おおまかに言えば「Figmaを隅から隅まで使える人をどう育てるのか?あるいは、使えなくても良しとするのか?」といった悩みです。
というのも、今回のアップデートをもとに「隅から隅までFigmaを使いこなせる人」を考えると、以下のような条件になってきます。
- UIデザイン(モックアップ作成)ができる
- コンポーネントライブラリの設計・運用ができる
- フロントエンドの一部(ビューに関わる実装)がある程度できる
- 自分でビジュアルデザインができて、なおかつテンプレート作成など運用まで気にかけられる
- 上記の内容を下敷きにして、vibe codingができる
正直に言うと、すべてを満たす人はかなり少ないと思います。
幸い私はこれらの条件をすべて満たしているので、一応胸を張って「Figmaを全般的に使えます」と言えると思います。
ただ、組織の全員が全員この条件を満たすのはかなり厳しいはずです。
そうなった場合、職域やキャリアの方向にあわせて「あなたはここからここまでできればOKという指針を示す必要があるのかもしれません。

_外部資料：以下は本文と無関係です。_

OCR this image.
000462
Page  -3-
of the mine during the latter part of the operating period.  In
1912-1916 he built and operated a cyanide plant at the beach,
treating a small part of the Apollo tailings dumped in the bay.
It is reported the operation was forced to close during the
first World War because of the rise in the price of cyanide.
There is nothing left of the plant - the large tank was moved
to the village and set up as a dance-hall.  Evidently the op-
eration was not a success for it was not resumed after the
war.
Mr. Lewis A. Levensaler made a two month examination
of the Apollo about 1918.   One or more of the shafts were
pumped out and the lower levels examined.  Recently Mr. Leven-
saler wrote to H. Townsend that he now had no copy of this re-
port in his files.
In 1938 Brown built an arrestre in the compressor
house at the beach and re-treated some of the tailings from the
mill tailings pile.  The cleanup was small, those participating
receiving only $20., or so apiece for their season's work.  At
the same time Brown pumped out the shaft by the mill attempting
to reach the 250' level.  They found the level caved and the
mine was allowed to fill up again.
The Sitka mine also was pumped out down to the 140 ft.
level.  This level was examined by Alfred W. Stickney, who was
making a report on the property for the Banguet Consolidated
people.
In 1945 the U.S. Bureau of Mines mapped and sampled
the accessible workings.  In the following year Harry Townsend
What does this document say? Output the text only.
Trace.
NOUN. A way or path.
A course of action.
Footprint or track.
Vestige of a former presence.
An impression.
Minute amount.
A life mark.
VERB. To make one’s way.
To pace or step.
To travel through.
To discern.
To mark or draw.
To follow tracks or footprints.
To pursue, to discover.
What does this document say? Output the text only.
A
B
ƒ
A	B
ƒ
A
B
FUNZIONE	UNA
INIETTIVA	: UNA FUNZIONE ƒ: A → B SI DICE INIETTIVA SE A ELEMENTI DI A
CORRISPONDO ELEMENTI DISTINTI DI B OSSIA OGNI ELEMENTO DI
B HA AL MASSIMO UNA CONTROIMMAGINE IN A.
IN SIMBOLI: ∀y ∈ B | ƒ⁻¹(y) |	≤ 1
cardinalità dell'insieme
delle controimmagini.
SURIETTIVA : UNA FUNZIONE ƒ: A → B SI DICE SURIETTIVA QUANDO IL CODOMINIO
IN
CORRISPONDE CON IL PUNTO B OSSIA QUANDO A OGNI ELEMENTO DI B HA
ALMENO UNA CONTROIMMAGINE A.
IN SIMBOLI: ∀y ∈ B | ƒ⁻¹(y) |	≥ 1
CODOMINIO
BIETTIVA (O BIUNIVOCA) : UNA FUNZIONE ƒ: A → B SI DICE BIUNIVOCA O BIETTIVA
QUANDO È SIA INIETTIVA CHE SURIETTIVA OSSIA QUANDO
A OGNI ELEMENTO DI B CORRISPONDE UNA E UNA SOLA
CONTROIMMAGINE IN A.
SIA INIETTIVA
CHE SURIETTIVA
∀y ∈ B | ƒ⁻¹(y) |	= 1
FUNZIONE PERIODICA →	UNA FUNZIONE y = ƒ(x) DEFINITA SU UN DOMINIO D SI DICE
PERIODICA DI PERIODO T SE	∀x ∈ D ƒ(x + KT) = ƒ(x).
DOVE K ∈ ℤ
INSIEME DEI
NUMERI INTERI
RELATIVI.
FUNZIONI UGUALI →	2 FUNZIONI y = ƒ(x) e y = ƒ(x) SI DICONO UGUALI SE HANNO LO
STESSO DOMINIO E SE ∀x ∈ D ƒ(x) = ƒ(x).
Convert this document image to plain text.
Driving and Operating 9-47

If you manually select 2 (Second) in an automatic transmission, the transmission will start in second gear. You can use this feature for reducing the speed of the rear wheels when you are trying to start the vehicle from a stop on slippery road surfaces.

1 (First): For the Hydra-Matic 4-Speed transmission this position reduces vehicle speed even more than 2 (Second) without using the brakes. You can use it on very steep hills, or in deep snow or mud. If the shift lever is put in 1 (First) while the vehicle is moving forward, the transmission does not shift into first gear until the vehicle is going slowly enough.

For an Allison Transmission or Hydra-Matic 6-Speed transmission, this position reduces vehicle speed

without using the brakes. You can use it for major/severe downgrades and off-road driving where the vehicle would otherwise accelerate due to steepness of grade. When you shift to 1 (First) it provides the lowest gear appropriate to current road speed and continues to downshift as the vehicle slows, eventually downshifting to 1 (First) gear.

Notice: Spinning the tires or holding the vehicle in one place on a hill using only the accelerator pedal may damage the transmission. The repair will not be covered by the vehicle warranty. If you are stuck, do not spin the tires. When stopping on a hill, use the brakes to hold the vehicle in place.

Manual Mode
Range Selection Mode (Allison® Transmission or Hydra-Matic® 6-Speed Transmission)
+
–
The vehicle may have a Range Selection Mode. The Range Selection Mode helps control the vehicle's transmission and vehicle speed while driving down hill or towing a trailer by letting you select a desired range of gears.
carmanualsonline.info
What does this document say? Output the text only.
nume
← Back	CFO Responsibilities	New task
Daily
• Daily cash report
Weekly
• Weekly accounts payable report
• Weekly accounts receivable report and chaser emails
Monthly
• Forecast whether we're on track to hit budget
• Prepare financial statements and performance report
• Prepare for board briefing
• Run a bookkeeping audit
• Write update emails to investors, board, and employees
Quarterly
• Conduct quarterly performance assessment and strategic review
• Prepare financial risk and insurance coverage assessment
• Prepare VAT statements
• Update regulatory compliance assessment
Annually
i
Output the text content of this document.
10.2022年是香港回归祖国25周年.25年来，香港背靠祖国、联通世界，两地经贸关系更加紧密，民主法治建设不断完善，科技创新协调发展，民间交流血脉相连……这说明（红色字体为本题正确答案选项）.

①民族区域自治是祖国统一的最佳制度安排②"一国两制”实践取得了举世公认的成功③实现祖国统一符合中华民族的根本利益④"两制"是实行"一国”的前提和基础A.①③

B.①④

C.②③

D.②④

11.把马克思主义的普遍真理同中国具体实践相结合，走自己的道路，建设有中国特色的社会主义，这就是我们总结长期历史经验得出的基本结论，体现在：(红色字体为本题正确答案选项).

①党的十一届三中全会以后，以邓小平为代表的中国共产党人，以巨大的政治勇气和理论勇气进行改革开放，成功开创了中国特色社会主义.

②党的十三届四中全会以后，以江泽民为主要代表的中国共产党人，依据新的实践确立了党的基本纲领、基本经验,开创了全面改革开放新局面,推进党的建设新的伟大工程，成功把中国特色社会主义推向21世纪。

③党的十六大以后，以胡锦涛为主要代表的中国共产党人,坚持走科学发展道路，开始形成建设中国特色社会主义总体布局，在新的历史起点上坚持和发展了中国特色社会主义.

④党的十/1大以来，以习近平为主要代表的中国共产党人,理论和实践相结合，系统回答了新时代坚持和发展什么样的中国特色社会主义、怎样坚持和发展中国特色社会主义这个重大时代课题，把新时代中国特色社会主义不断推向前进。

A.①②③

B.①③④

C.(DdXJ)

例えばAdobeソフトでも、PhotoshopとAfter Effectsの両方を高いレベルで使いこなせる人は少ないですが、ジャンルが違うので問題にはなりません。
単純化すれば、静的な制作ならPhotoshopを、動的な制作ならAfter Effectsを使うという住み分けです。
そういったイメージで、〇〇系の仕事ならFigmaの中でも〇〇が使えればよっぽどOKと整理する必要があるのだろうか、といった漠然とした思考です。
各人が見つければ良いという意見もあるとは思いますが、組織を見ている人間としてはそこまで自助努力に頼って良いのだろうか……という気持ちでいるのです。
これについては答えは出ていません。
これからも考えようと思います。